Panoptic Segmentation and Labelling of Lumbar Spine Vertebrae using Modified Attention Unet
Rikathi Pal, Priya Saha, Somoballi Ghoshal, Amlan Chakrabarti, Susmita Sur-Kolay
TL;DR
This work addresses the challenge of accurate segmentation and labeling of lumbar spine vertebrae in MRI, proposing a Modified Attention U-Net that integrates centroid-based, multi-label panoptic masking to enable 3D panoptic segmentation from 2D sagittal slices.

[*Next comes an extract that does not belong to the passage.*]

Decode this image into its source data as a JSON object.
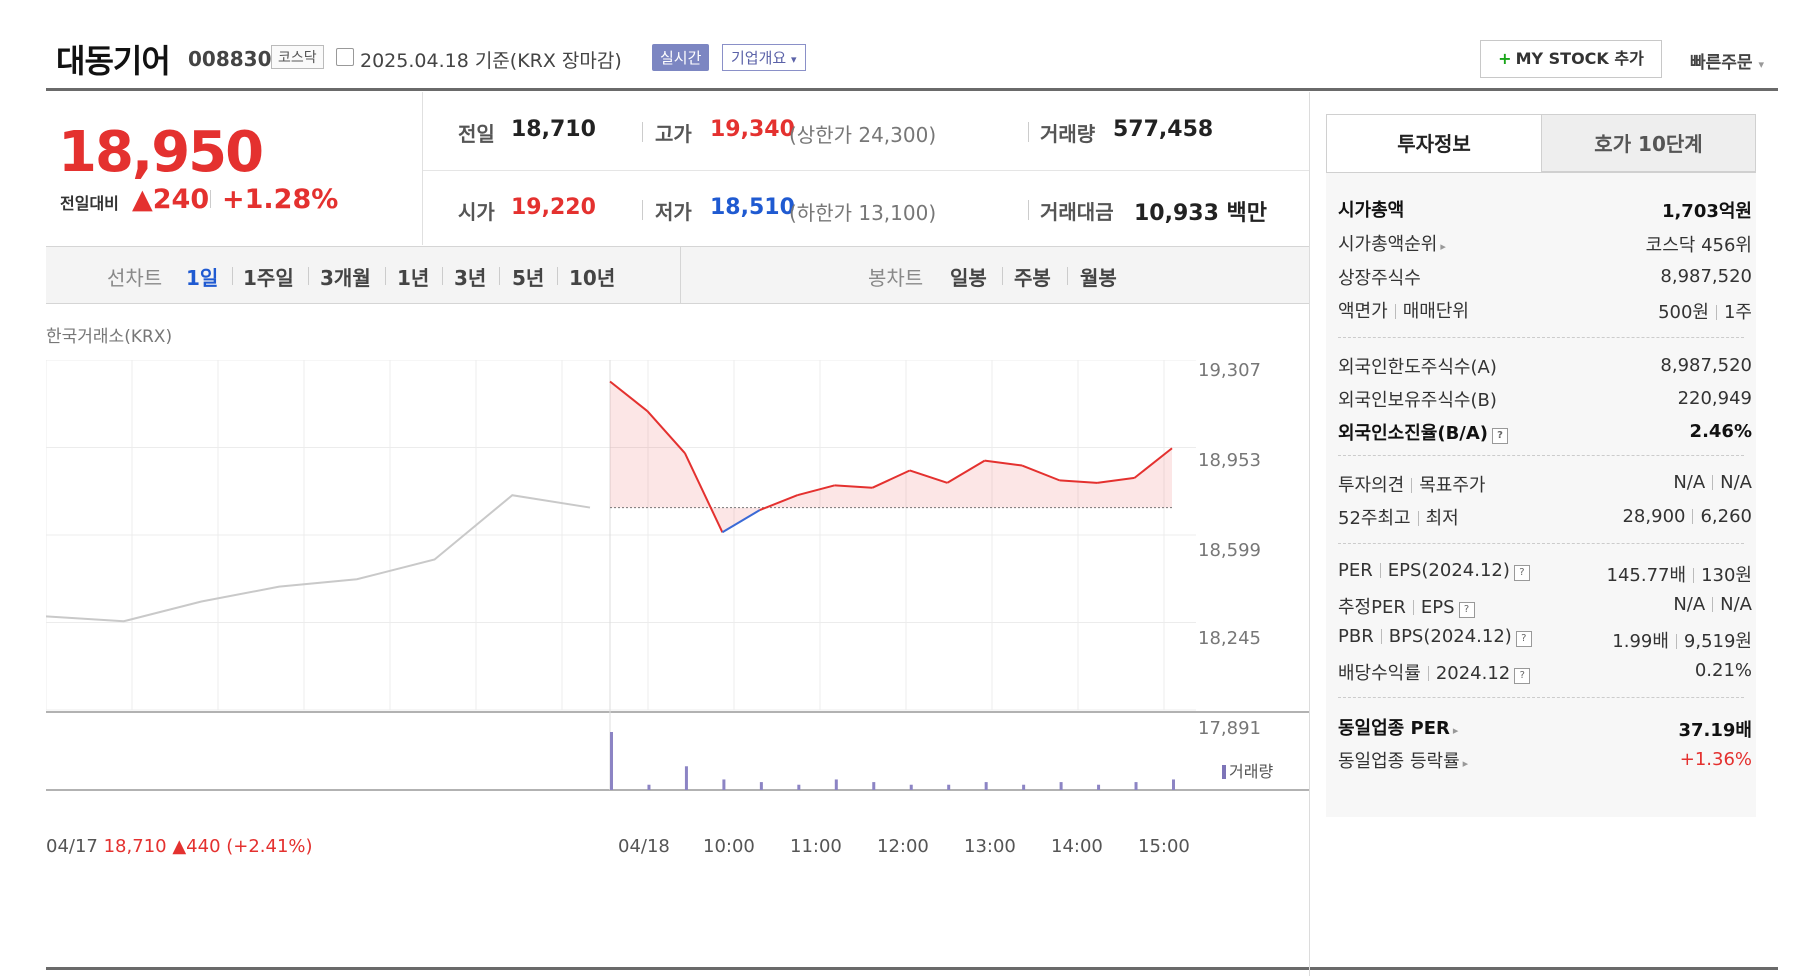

The method expands the network depth, balances depth with spatial resolution, and employs a dual loss to optimize semantic and instance segmentation, achieving a reported vertebra tagging accuracy of 99.5% and IoU > 0.9. Evaluation on multiple lumbar MRI datasets demonstrates robust performance and potential clinical impact for diagnosis, treatment planning, and surgical guidance. The approach advances spine imaging analytics by providing precise 3D vertebral delineation and automated labeling, with future prospects in robotic-assisted planning and broader MRI-domain applicability.
Abstract
Segmentation and labeling of vertebrae in MRI images of the spine are critical for the diagnosis of illnesses and abnormalities. These steps are indispensable as MRI technology provides detailed information about the tissue structure of the spine. Both supervised and unsupervised segmentation methods exist, yet acquiring sufficient data remains challenging for achieving high accuracy. In this study, we propose an enhancing approach based on modified attention U-Net architecture for panoptic segmentation of 3D sliced MRI data of the lumbar spine. Our method achieves an impressive accuracy of 99.5\% by incorporating novel masking logic, thus significantly advancing the state-of-the-art in vertebral segmentation and labeling. This contributes to more precise and reliable diagnosis and treatment planning.